The question is especially hard for Lucio who has always, if somewhat shamefully, believed he loved above all, his wife's beauty. As she is a very difficult person, one would believe Lucio should feel nothing but gratitude towards the doctors who took her away, for she returns, still beautiful but also loving, obliging, tender and humble.
However, Lucio cannot reconcile himself with the new Diana: she wants to take strolls in places she never cared for previously, has forgotten her most prized ability, cooking; never wants to leave the house except in his company, when before she went out alone and came back late at night, which caused Lucio a great deal of anxiety.
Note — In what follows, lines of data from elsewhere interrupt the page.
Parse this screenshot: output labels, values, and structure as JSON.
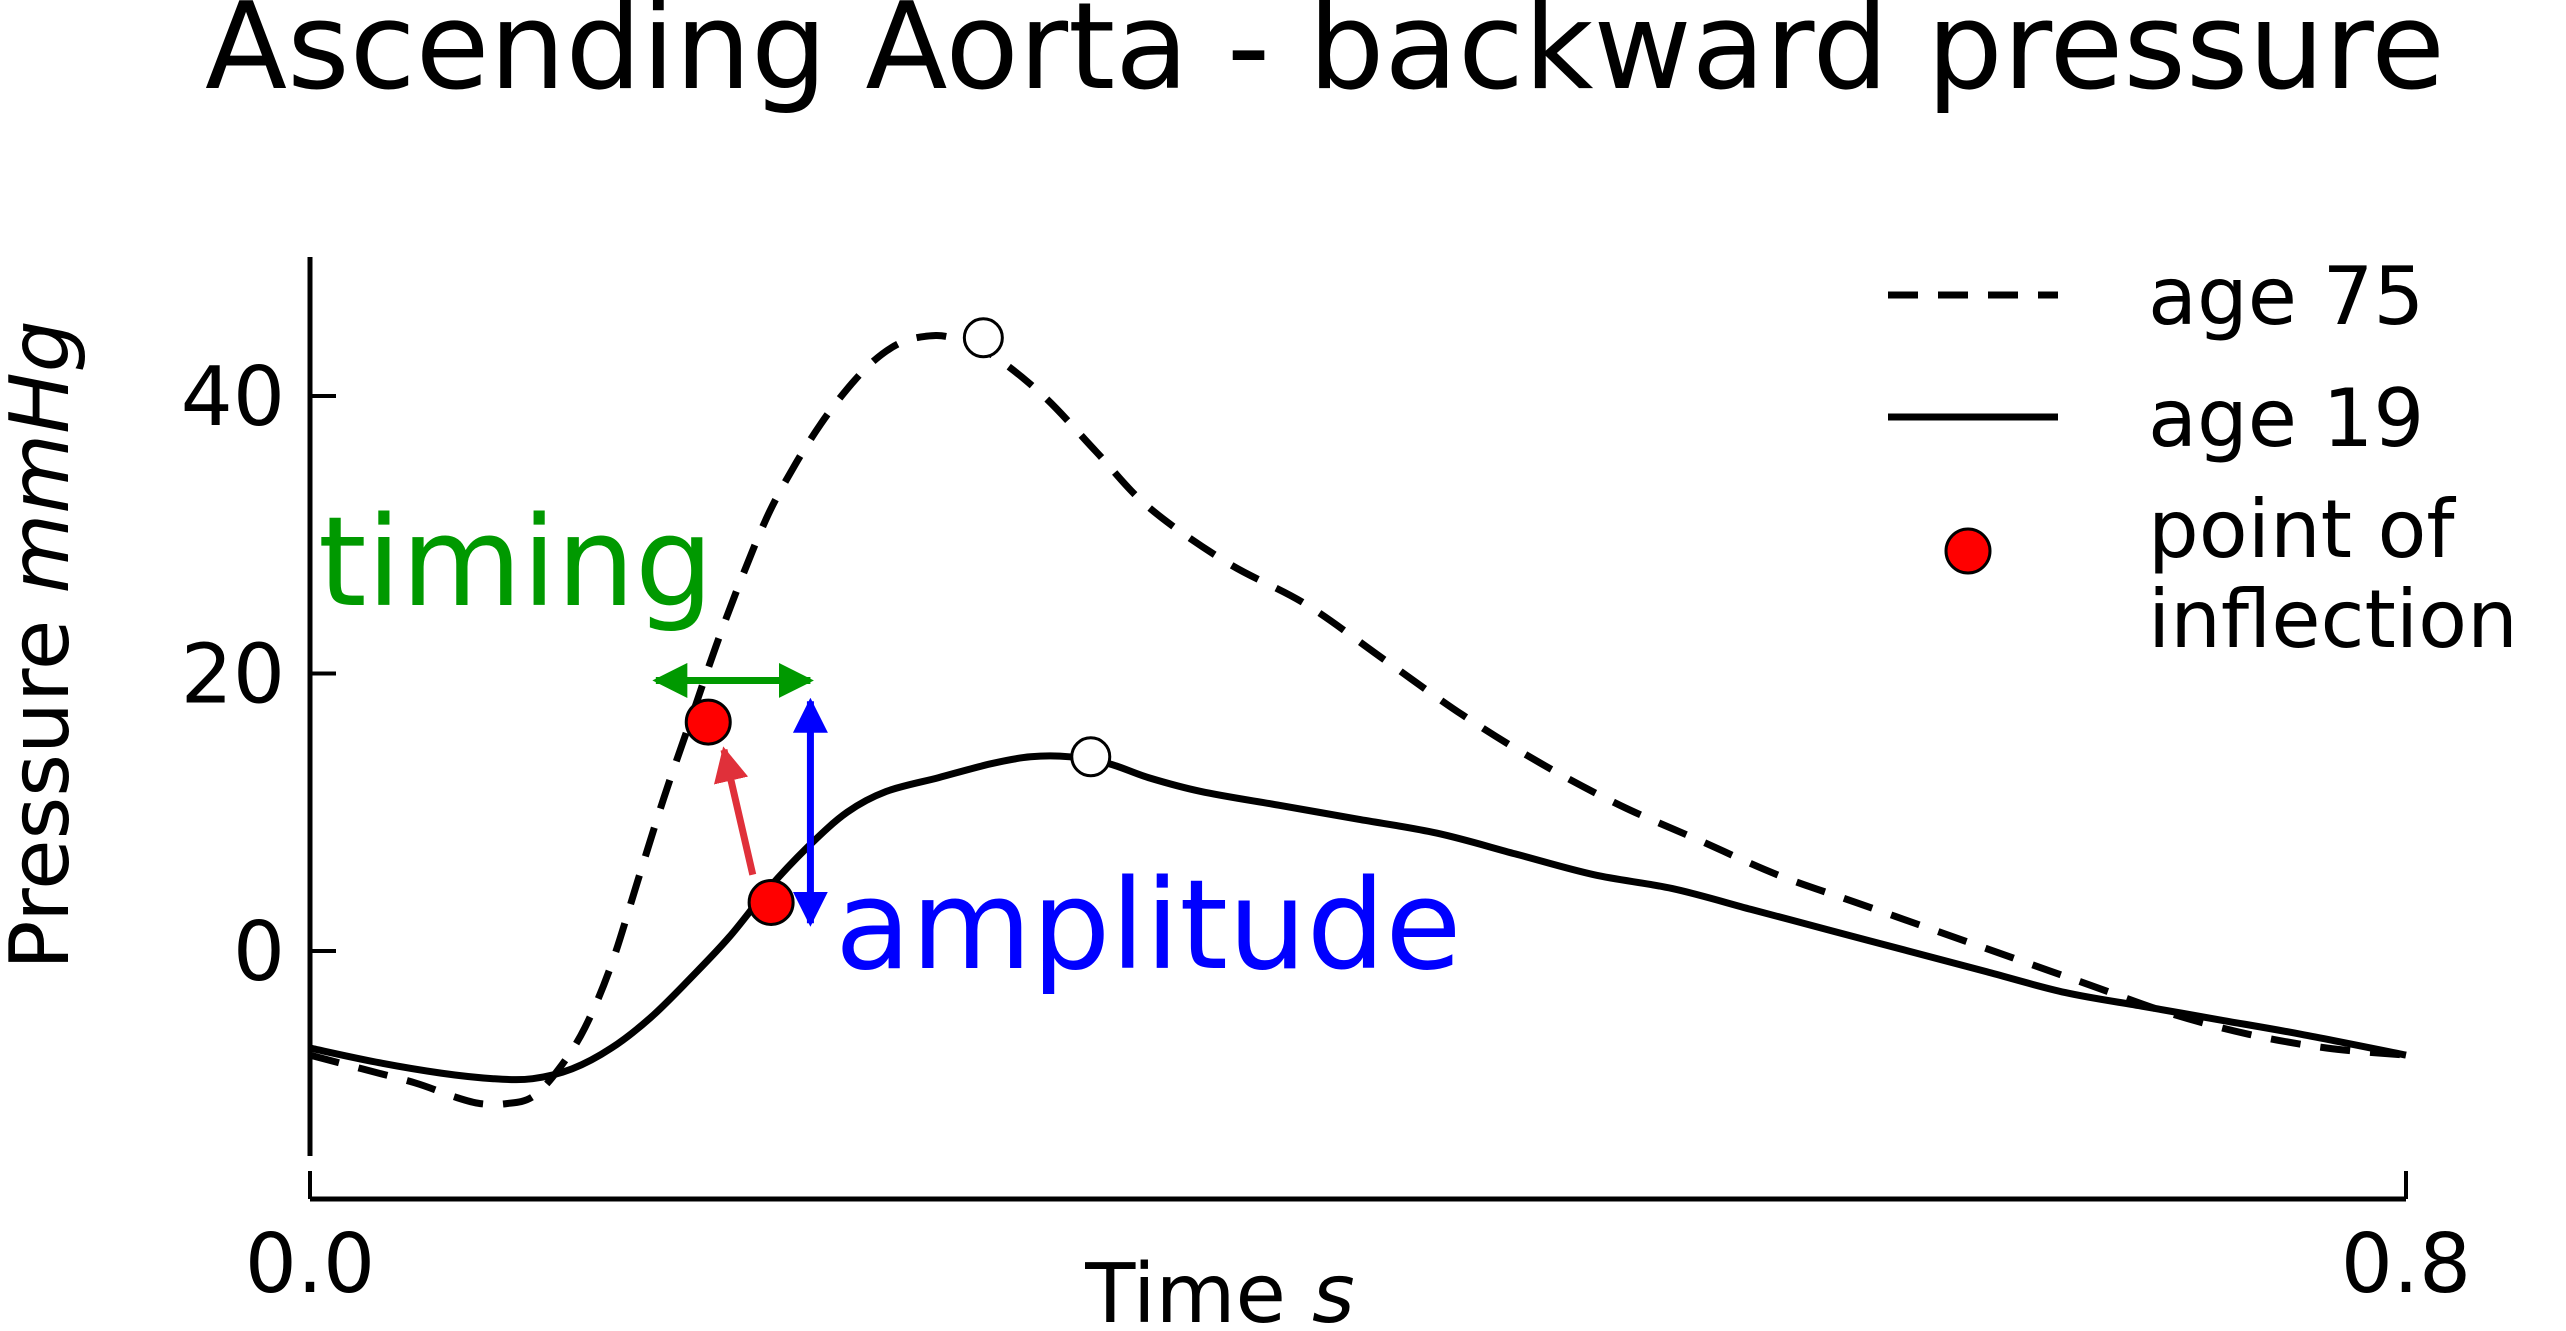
{
  "chart_data": {
    "type": "line",
    "title": "Ascending Aorta - backward pressure",
    "xlabel": {
      "text": "Time ",
      "unit": "s"
    },
    "ylabel": {
      "text": "Pressure ",
      "unit": "mmHg"
    },
    "xlim": [
      0.0,
      0.8
    ],
    "ylim": [
      -15,
      50
    ],
    "xticks": [
      {
        "value": 0.0,
        "label": "0.0"
      },
      {
        "value": 0.8,
        "label": "0.8"
      }
    ],
    "yticks": [
      {
        "value": 0,
        "label": "0"
      },
      {
        "value": 20,
        "label": "20"
      },
      {
        "value": 40,
        "label": "40"
      }
    ],
    "grid": false,
    "legend_position": "top-right",
    "series": [
      {
        "name": "age 75",
        "style": "dashed",
        "color": "#000000",
        "points": [
          [
            0.0,
            -7.5
          ],
          [
            0.02,
            -8.5
          ],
          [
            0.04,
            -9.5
          ],
          [
            0.055,
            -10.5
          ],
          [
            0.065,
            -11.0
          ],
          [
            0.075,
            -11.0
          ],
          [
            0.085,
            -10.5
          ],
          [
            0.095,
            -8.5
          ],
          [
            0.105,
            -5.5
          ],
          [
            0.115,
            -1.0
          ],
          [
            0.125,
            5.0
          ],
          [
            0.135,
            11.0
          ],
          [
            0.145,
            16.5
          ],
          [
            0.155,
            22.0
          ],
          [
            0.165,
            27.0
          ],
          [
            0.175,
            31.5
          ],
          [
            0.185,
            35.0
          ],
          [
            0.195,
            38.0
          ],
          [
            0.205,
            40.5
          ],
          [
            0.215,
            42.5
          ],
          [
            0.225,
            43.8
          ],
          [
            0.235,
            44.3
          ],
          [
            0.245,
            44.2
          ],
          [
            0.26,
            43.0
          ],
          [
            0.28,
            40.0
          ],
          [
            0.3,
            36.0
          ],
          [
            0.32,
            32.0
          ],
          [
            0.35,
            28.0
          ],
          [
            0.38,
            25.0
          ],
          [
            0.41,
            21.0
          ],
          [
            0.44,
            17.0
          ],
          [
            0.47,
            13.5
          ],
          [
            0.5,
            10.5
          ],
          [
            0.53,
            8.0
          ],
          [
            0.56,
            5.5
          ],
          [
            0.59,
            3.5
          ],
          [
            0.62,
            1.5
          ],
          [
            0.65,
            -0.5
          ],
          [
            0.68,
            -2.5
          ],
          [
            0.71,
            -4.5
          ],
          [
            0.74,
            -6.0
          ],
          [
            0.77,
            -7.0
          ],
          [
            0.8,
            -7.5
          ]
        ]
      },
      {
        "name": "age 19",
        "style": "solid",
        "color": "#000000",
        "points": [
          [
            0.0,
            -7.0
          ],
          [
            0.025,
            -8.0
          ],
          [
            0.05,
            -8.8
          ],
          [
            0.07,
            -9.2
          ],
          [
            0.085,
            -9.2
          ],
          [
            0.1,
            -8.5
          ],
          [
            0.115,
            -7.0
          ],
          [
            0.13,
            -4.8
          ],
          [
            0.145,
            -2.0
          ],
          [
            0.16,
            1.0
          ],
          [
            0.175,
            4.5
          ],
          [
            0.19,
            7.5
          ],
          [
            0.205,
            10.0
          ],
          [
            0.22,
            11.5
          ],
          [
            0.24,
            12.5
          ],
          [
            0.26,
            13.5
          ],
          [
            0.275,
            14.0
          ],
          [
            0.29,
            14.0
          ],
          [
            0.305,
            13.5
          ],
          [
            0.32,
            12.5
          ],
          [
            0.34,
            11.5
          ],
          [
            0.37,
            10.5
          ],
          [
            0.4,
            9.5
          ],
          [
            0.43,
            8.5
          ],
          [
            0.46,
            7.0
          ],
          [
            0.49,
            5.5
          ],
          [
            0.52,
            4.5
          ],
          [
            0.55,
            3.0
          ],
          [
            0.58,
            1.5
          ],
          [
            0.61,
            0.0
          ],
          [
            0.64,
            -1.5
          ],
          [
            0.67,
            -3.0
          ],
          [
            0.7,
            -4.0
          ],
          [
            0.73,
            -5.0
          ],
          [
            0.76,
            -6.0
          ],
          [
            0.8,
            -7.5
          ]
        ]
      }
    ],
    "peak_markers": [
      {
        "series": "age 75",
        "x": 0.257,
        "y": 44.2
      },
      {
        "series": "age 19",
        "x": 0.298,
        "y": 14.0
      }
    ],
    "inflection_points": [
      {
        "series": "age 75",
        "x": 0.152,
        "y": 16.5
      },
      {
        "series": "age 19",
        "x": 0.176,
        "y": 3.5
      }
    ],
    "inflection_color": "#ff0000",
    "legend_entries": [
      {
        "label": "age 75",
        "symbol": "dashed-line"
      },
      {
        "label": "age 19",
        "symbol": "solid-line"
      },
      {
        "label_lines": [
          "point of",
          "inflection"
        ],
        "symbol": "red-dot"
      }
    ],
    "annotations": [
      {
        "id": "timing",
        "text": "timing",
        "color": "#009900",
        "arrow": {
          "x1": 0.132,
          "y1": 19.5,
          "x2": 0.191,
          "y2": 19.5,
          "heads": "both"
        }
      },
      {
        "id": "amplitude",
        "text": "amplitude",
        "color": "#0000ff",
        "arrow": {
          "x1": 0.191,
          "y1": 18.0,
          "x2": 0.191,
          "y2": 2.0,
          "heads": "both"
        }
      },
      {
        "id": "shift-arrow",
        "color": "#e0303a",
        "arrow": {
          "x1": 0.169,
          "y1": 5.5,
          "x2": 0.158,
          "y2": 14.5,
          "heads": "end"
        }
      }
    ]
  }
}
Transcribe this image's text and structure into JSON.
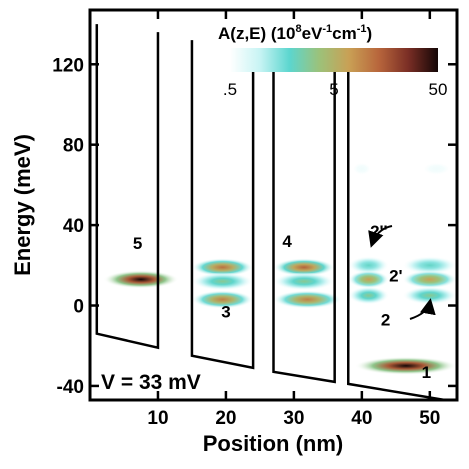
{
  "chart_data": {
    "type": "heatmap",
    "title": "",
    "xlabel": "Position (nm)",
    "ylabel": "Energy (meV)",
    "xlim": [
      0,
      54
    ],
    "ylim": [
      -47,
      147
    ],
    "x_ticks": [
      10,
      20,
      30,
      40,
      50
    ],
    "y_ticks": [
      -40,
      0,
      40,
      80,
      120
    ],
    "x_tick_labels": [
      "10",
      "20",
      "30",
      "40",
      "50"
    ],
    "y_tick_labels": [
      "-40",
      "0",
      "40",
      "80",
      "120"
    ],
    "bias_label": "V = 33 mV",
    "colorbar": {
      "title_main": "A(z,E) (10",
      "title_sup1": "8",
      "title_mid": "eV",
      "title_sup2": "-1",
      "title_mid2": "cm",
      "title_sup3": "-1",
      "title_end": ")",
      "scale": "log",
      "range": [
        0.5,
        50
      ],
      "tick_labels": [
        ".5",
        "5",
        "50"
      ],
      "colors": [
        "#ffffff",
        "#c8f4f4",
        "#5cd6cf",
        "#9cc27a",
        "#c9a055",
        "#b8663c",
        "#7a2e25",
        "#140606"
      ]
    },
    "potential_profile": {
      "segments": [
        {
          "x": [
            1,
            1,
            10,
            10
          ],
          "y": [
            140,
            -14,
            -21,
            136
          ]
        },
        {
          "x": [
            15,
            15,
            24,
            24
          ],
          "y": [
            132,
            -25,
            -31,
            128
          ]
        },
        {
          "x": [
            27,
            27,
            36,
            36
          ],
          "y": [
            125,
            -33,
            -38,
            120
          ]
        },
        {
          "x": [
            38,
            38,
            54
          ],
          "y": [
            118,
            -39,
            -48
          ]
        }
      ]
    },
    "states": [
      {
        "label": "5",
        "x": [
          2,
          13
        ],
        "energy": 13,
        "peak": 50
      },
      {
        "label": "4",
        "x": [
          15,
          24
        ],
        "energy": 19,
        "peak": 12
      },
      {
        "label": "4",
        "x": [
          27,
          36
        ],
        "energy": 19,
        "peak": 14
      },
      {
        "label": "3",
        "x": [
          15,
          24
        ],
        "energy": 3,
        "peak": 10
      },
      {
        "label": "3",
        "x": [
          27,
          37
        ],
        "energy": 3,
        "peak": 10
      },
      {
        "label": "",
        "x": [
          15,
          24
        ],
        "energy": 12,
        "peak": 3
      },
      {
        "label": "",
        "x": [
          27,
          36
        ],
        "energy": 12,
        "peak": 3
      },
      {
        "label": "2''",
        "x": [
          38,
          44
        ],
        "energy": 20,
        "peak": 2
      },
      {
        "label": "2''",
        "x": [
          46,
          54
        ],
        "energy": 20,
        "peak": 2
      },
      {
        "label": "2'",
        "x": [
          38,
          44
        ],
        "energy": 13,
        "peak": 7
      },
      {
        "label": "2'",
        "x": [
          46,
          54
        ],
        "energy": 13,
        "peak": 7
      },
      {
        "label": "2",
        "x": [
          38,
          44
        ],
        "energy": 5,
        "peak": 3
      },
      {
        "label": "2",
        "x": [
          46,
          54
        ],
        "energy": 5,
        "peak": 3
      },
      {
        "label": "1",
        "x": [
          39,
          54
        ],
        "energy": -30,
        "peak": 50
      },
      {
        "label": "",
        "x": [
          38,
          42
        ],
        "energy": 68,
        "peak": 0.6
      },
      {
        "label": "",
        "x": [
          48,
          54
        ],
        "energy": 68,
        "peak": 0.6
      }
    ],
    "annotations": [
      {
        "text": "5",
        "x": 7,
        "y": 28
      },
      {
        "text": "4",
        "x": 29,
        "y": 29
      },
      {
        "text": "3",
        "x": 20,
        "y": -6
      },
      {
        "text": "2''",
        "x": 42.5,
        "y": 34
      },
      {
        "text": "2'",
        "x": 45,
        "y": 12
      },
      {
        "text": "2",
        "x": 43.5,
        "y": -10
      },
      {
        "text": "1",
        "x": 49.5,
        "y": -36
      }
    ]
  }
}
After fending off his sister-in-law's lewd advances in Diana's absence (all the more distressing because she looked so much like her sister); and battling the guilt of having allowed her institutionalization, (in one instance by acquiring a gentle alsatian, also named Diana, for the wife had been wanting a dog)the return of the new Diana is too much for Lucio to bear.
He starts, slowly, to become more and more distressed, and as he looks into his wife's eyes he cannot avoid the question "who are you?". The search for the truth about Diana's character change is finally what will plunge Lucio and the story into the fantastic, behind the walls of the asylum.
It is worth noting that in "Asleep In The Sun" the characters seem to be either wicked or clueless with not much space in between (except for his father-in-law who is both). The message might be that Lucio, and all good-natured people along with him, put their sanity at risk by wanting to find out the truth about the world. And also, that by wanting to seem perfectly reasonable and sane when faced with figures of authority (such as the doctor Samaniego), the insane and the mean, one is always taken advantage of.
More than once, I felt that the only thing that could save kindhearted Lucio was to allow himself a fit of hysterics and rage. But alas, that is the one thing he (or Bioy Casares)will not allow. Even in a world gone slightly mad, Bioy's characthers always believe pondered words will save them. The reader is all the more unsettled because he knows they won't.